|Authors||S. Sen, C. Ieva, D. Marijan, A. Sarkar and A. Gotlieb|
|Title||Test Selection Based on Data Interactions in Data-Intensive Systems|
|Project(s)||The Certus Centre (SFI)|
|Publication Type||Technical reports|
|Year of Publication||2013|
|Publisher||Simula Research Laboratory|
Testing data-intensive systems is paramount to increase our reliance on information in e-governance, scientific/ medical research, and social networks. Common practice to test these systems is by using a live production database. This testing approach is space and time inefficient and lacks clarity about what test cases or scenarios are covered.
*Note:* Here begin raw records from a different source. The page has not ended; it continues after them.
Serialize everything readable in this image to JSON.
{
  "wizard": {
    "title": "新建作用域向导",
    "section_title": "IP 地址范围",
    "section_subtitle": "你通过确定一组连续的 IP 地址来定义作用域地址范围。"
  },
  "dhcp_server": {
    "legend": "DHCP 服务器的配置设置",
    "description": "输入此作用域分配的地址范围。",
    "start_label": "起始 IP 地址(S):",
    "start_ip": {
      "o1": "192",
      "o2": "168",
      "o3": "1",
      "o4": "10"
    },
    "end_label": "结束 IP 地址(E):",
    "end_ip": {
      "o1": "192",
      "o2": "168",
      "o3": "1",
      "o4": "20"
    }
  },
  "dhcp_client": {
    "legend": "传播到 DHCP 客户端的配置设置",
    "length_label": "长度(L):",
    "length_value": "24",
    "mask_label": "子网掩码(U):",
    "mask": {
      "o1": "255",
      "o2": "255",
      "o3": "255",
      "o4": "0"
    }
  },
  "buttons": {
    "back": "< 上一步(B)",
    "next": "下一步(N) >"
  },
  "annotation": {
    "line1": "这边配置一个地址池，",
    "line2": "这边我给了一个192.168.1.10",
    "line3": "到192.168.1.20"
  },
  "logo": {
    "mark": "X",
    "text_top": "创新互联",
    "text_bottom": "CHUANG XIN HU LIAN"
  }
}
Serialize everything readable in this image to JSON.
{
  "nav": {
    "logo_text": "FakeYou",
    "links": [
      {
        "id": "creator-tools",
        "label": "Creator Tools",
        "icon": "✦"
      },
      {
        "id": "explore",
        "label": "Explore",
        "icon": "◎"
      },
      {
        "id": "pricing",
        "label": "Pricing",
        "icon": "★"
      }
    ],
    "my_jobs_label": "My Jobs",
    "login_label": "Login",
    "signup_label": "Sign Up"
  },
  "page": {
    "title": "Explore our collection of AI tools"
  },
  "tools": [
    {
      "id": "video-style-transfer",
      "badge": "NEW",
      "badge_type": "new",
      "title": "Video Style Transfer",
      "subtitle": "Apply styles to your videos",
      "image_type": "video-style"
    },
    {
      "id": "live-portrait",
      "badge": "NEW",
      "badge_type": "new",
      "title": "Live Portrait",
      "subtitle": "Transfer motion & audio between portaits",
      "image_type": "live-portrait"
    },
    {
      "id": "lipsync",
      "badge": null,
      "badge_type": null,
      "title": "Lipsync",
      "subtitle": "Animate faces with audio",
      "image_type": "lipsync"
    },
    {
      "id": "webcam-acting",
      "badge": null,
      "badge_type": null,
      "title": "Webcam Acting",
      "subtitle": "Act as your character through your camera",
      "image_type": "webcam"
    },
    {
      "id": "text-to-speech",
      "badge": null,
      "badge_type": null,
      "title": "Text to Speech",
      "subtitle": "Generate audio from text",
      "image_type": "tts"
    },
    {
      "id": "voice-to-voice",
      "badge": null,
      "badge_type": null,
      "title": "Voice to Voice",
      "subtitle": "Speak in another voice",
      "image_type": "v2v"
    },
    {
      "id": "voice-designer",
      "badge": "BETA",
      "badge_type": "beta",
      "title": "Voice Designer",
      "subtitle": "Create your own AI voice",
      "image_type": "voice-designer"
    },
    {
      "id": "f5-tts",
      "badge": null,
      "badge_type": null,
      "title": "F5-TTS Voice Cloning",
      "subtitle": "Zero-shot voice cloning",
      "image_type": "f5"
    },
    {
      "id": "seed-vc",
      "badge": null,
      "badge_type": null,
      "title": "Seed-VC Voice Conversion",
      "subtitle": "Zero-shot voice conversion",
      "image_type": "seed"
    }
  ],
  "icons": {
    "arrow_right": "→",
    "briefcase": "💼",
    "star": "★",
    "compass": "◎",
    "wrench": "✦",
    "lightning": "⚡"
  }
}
In this paper, we leverage classification tree modelling to specify desired test cases as data interactions between a set of fields across multiple tables of an existing database. Our methodology and tool, DEPICT, uses test case specifications in classification tree models to (a) automatically derive a spanning tree representing a relationship between any set of fields for any given database schema (b) generates queries to create an efficient inner join between related tables in the spanning tree (c) extract records from various tables that satisfy data interactions in the classification tree model (d) discovers holes or unsatisfied test cases in the test databases. We perform experiments to show that our approach is fast and scalable to extract test databases. Our experiments are based on selecting test databases from 8000 declarations for 60,000 items from the Norwegian Customs and Excise information system TVINN.